The mission.yaml file also contains a list of entities, where each
entity is specified by a template file and a variable config block that
is used during variable substitution.
entities:
- template: entity.template.xml
config:
id: 1
x: -10
y: 10
z: -5
heading: 270
- template: entity.template.xml
config:
id: 2
x: 10
y: 10
z: -5
heading: 0
The top-level scrimmage mission template file (mission.template.xml) uses a
jinja2 for-loop to generate each entity:
{% for entity in config.entities %}
{{ entity }}
{% endfor %}
An advantage to this template process is that entity templates can be reused across multiple scrimmage mission files without having to copy and paste XML blocks.
Launching SCRIMMAGE and ROS in Parallel¶
We will now use the scrimmage_ros package to launch two ROS agents running
the 2D navigation stack, generate a scrimmage mission file, and pass the
generated mission file to the scrimmage executable.
Build scrimmage_ros¶
$ mkdir -p ~/catkin_ws/src && cd ~/catkin_ws/src
$ git clone git@github.com:SyllogismRXS/scrimmage_ros.git
# Source the ROS, scrimmage, and scrimmage python environments
$ . /opt/ros/${ROS_VERSION}/setup.sh # ROS
$ . ~/.scrimmage/setup.bash # scrimmage
$ . ~/scrimmage/scrimmage/build/env/bin/activate # scrimmage python
# Build scrimmage_ros
$ cd ~/catkin_ws
$ catkin_make
Now that the scrimmage_ros package has been built, source the catkin_ws
environment and run the python script that will launch the ROS agents and
scrimmage:
$ . devel/setup.sh
$ python ./src/scrimmage_ros/src/scrimmage_ros/test/test_entity_launch.py
Enter CTRL+c to end the simulation.
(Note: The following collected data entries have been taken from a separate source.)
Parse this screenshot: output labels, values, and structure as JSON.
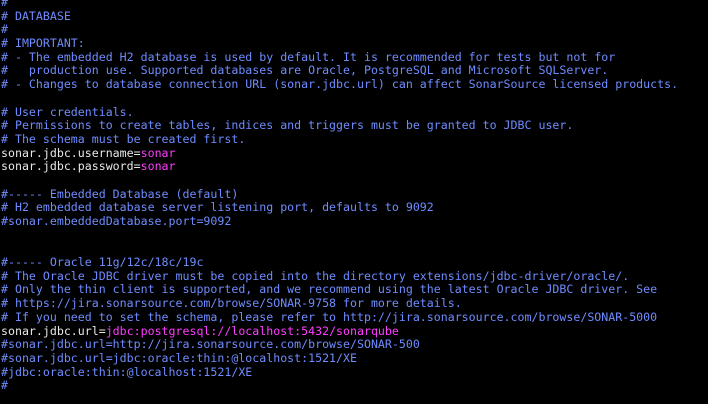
{
  "colors": {
    "background": "#000000",
    "comment": "#6F8CFF",
    "plain": "#E8E8E8",
    "value": "#FF3CFF"
  },
  "lines": [
    {
      "type": "comment",
      "text": "#"
    },
    {
      "type": "comment",
      "text": "# DATABASE"
    },
    {
      "type": "comment",
      "text": "#"
    },
    {
      "type": "comment",
      "text": "# IMPORTANT:"
    },
    {
      "type": "comment",
      "text": "# - The embedded H2 database is used by default. It is recommended for tests but not for"
    },
    {
      "type": "comment",
      "text": "#   production use. Supported databases are Oracle, PostgreSQL and Microsoft SQLServer."
    },
    {
      "type": "comment",
      "text": "# - Changes to database connection URL (sonar.jdbc.url) can affect SonarSource licensed products."
    },
    {
      "type": "blank",
      "text": ""
    },
    {
      "type": "comment",
      "text": "# User credentials."
    },
    {
      "type": "comment",
      "text": "# Permissions to create tables, indices and triggers must be granted to JDBC user."
    },
    {
      "type": "comment",
      "text": "# The schema must be created first."
    },
    {
      "type": "setting",
      "key": "sonar.jdbc.username=",
      "value": "sonar"
    },
    {
      "type": "setting",
      "key": "sonar.jdbc.password=",
      "value": "sonar"
    },
    {
      "type": "blank",
      "text": ""
    },
    {
      "type": "comment",
      "text": "#----- Embedded Database (default)"
    },
    {
      "type": "comment",
      "text": "# H2 embedded database server listening port, defaults to 9092"
    },
    {
      "type": "comment",
      "text": "#sonar.embeddedDatabase.port=9092"
    },
    {
      "type": "blank",
      "text": ""
    },
    {
      "type": "blank",
      "text": ""
    },
    {
      "type": "comment",
      "text": "#----- Oracle 11g/12c/18c/19c"
    },
    {
      "type": "comment",
      "text": "# The Oracle JDBC driver must be copied into the directory extensions/jdbc-driver/oracle/."
    },
    {
      "type": "comment",
      "text": "# Only the thin client is supported, and we recommend using the latest Oracle JDBC driver. See"
    },
    {
      "type": "comment",
      "text": "# https://jira.sonarsource.com/browse/SONAR-9758 for more details."
    },
    {
      "type": "comment",
      "text": "# If you need to set the schema, please refer to http://jira.sonarsource.com/browse/SONAR-5000"
    },
    {
      "type": "setting",
      "key": "sonar.jdbc.url=",
      "value": "jdbc:postgresql://localhost:5432/sonarqube"
    },
    {
      "type": "comment",
      "text": "#sonar.jdbc.url=http://jira.sonarsource.com/browse/SONAR-500"
    },
    {
      "type": "comment",
      "text": "#sonar.jdbc.url=jdbc:oracle:thin:@localhost:1521/XE"
    },
    {
      "type": "comment",
      "text": "#jdbc:oracle:thin:@localhost:1521/XE"
    },
    {
      "type": "comment",
      "text": "#"
    }
  ]
}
Let’s take a look at the
test_entity_launch.py script and the associated template files to see how
the simulation was configured with the EntityLaunch class:
entity_launch = EntityLaunch(args.sim_mission_yaml_file,
args.processes_yaml_file,
run_dir, None, None)
The EntityLaunch takes a mission.yaml file and a processes.yaml
file as inputs, generates the scrimmage mission file, executes scrimmage with
the generated mission file, and executes the processes in the processes yaml
file.
Finally, the processes are actually executed in parallel with the run()
method:
# Run the processes. Blocking.
entity_launch.run()
Processes YAML File Format¶
Let’s take a look at the processes yaml file to understand how it helps us launch scrimmage in parallel with ROS autonomies:
version: "1.0"
# Specify default values
defaults:
terminal: gnome
environment:
some_variable: some_value
# Processes that are run before entities are launched
processes:
- name: roscore
command: roscore
terminal: none
post_delay: 1.5
- name: map_server
command: stdbuf -oL roslaunch scrimmage_ros map_server.launch
terminal: none
# Processes that are run for each entity type
entity_processes:
- type: car
processes:
- name: 'entity{{ id }}'
command: 'stdbuf -oL roslaunch scrimmage_ros entity_nav_2d.launch team_id:=1 entity_id:={{ id }}'
# Clean up commands run for each entity
clean_up:
- name: hello
command: 'echo "Goodbye, Entity {{ id }}'
# Overall clean up commands
clean_up:
The processes list specifies the processes that will be launch before the
individual entities’ ROS systems are launched. The entity_processes list
specifies the processes that will be launched for each entity. In this case, we
will call roslaunch for each entity. Each entity has an optional
clean_up list of commands and we can specify a global clean_up for the
entire system. The processes for each entity are specified with a type
tag. In this case, we use the type tag, car. We will also have to
augment our mission yaml file with the type tag, so that the processes that
are launched can be matched with the entities in the scrimmage mission
file. For example, our new mission yaml file will look like the following:
version: "1.0"
# Relative to current file
template_directories:
- .
# Configuration for overall mission file
mission_file:
template: mission.template.xml
config:
time_warp: 0
latitude_origin: 35.721025
longitude_origin: -120.767925
altitude_origin: 0.0
# Configuration for each entity that will be injected into the mission file
entities:
- type: car
template: entity.template.xml
config:
id: 1
x: -10
y: 10
z: -5
heading: 270
- type: car
template: entity.template.xml
config:
id: 2
x: 10
y: 10
z: -5
heading: 0
Running processes in docker¶
The processes specified in processes.yaml can be run in docker as well, keeping in
mind that there is typically no display available (as specified in the DISPLAY environment
variable), which can affect certain terminal programs. The main scrimmage process uses the
default terminal, which may need to be set to none for running in docker. And any other
process with its own terminal specified may also need to be set to none, or another
terminal program that can run in docker:
version: "1.0"
defaults:
terminal: none
environment:
some_variable: some_value
processes:
- name: process_with_gui
command: process_with_gui
terminal: none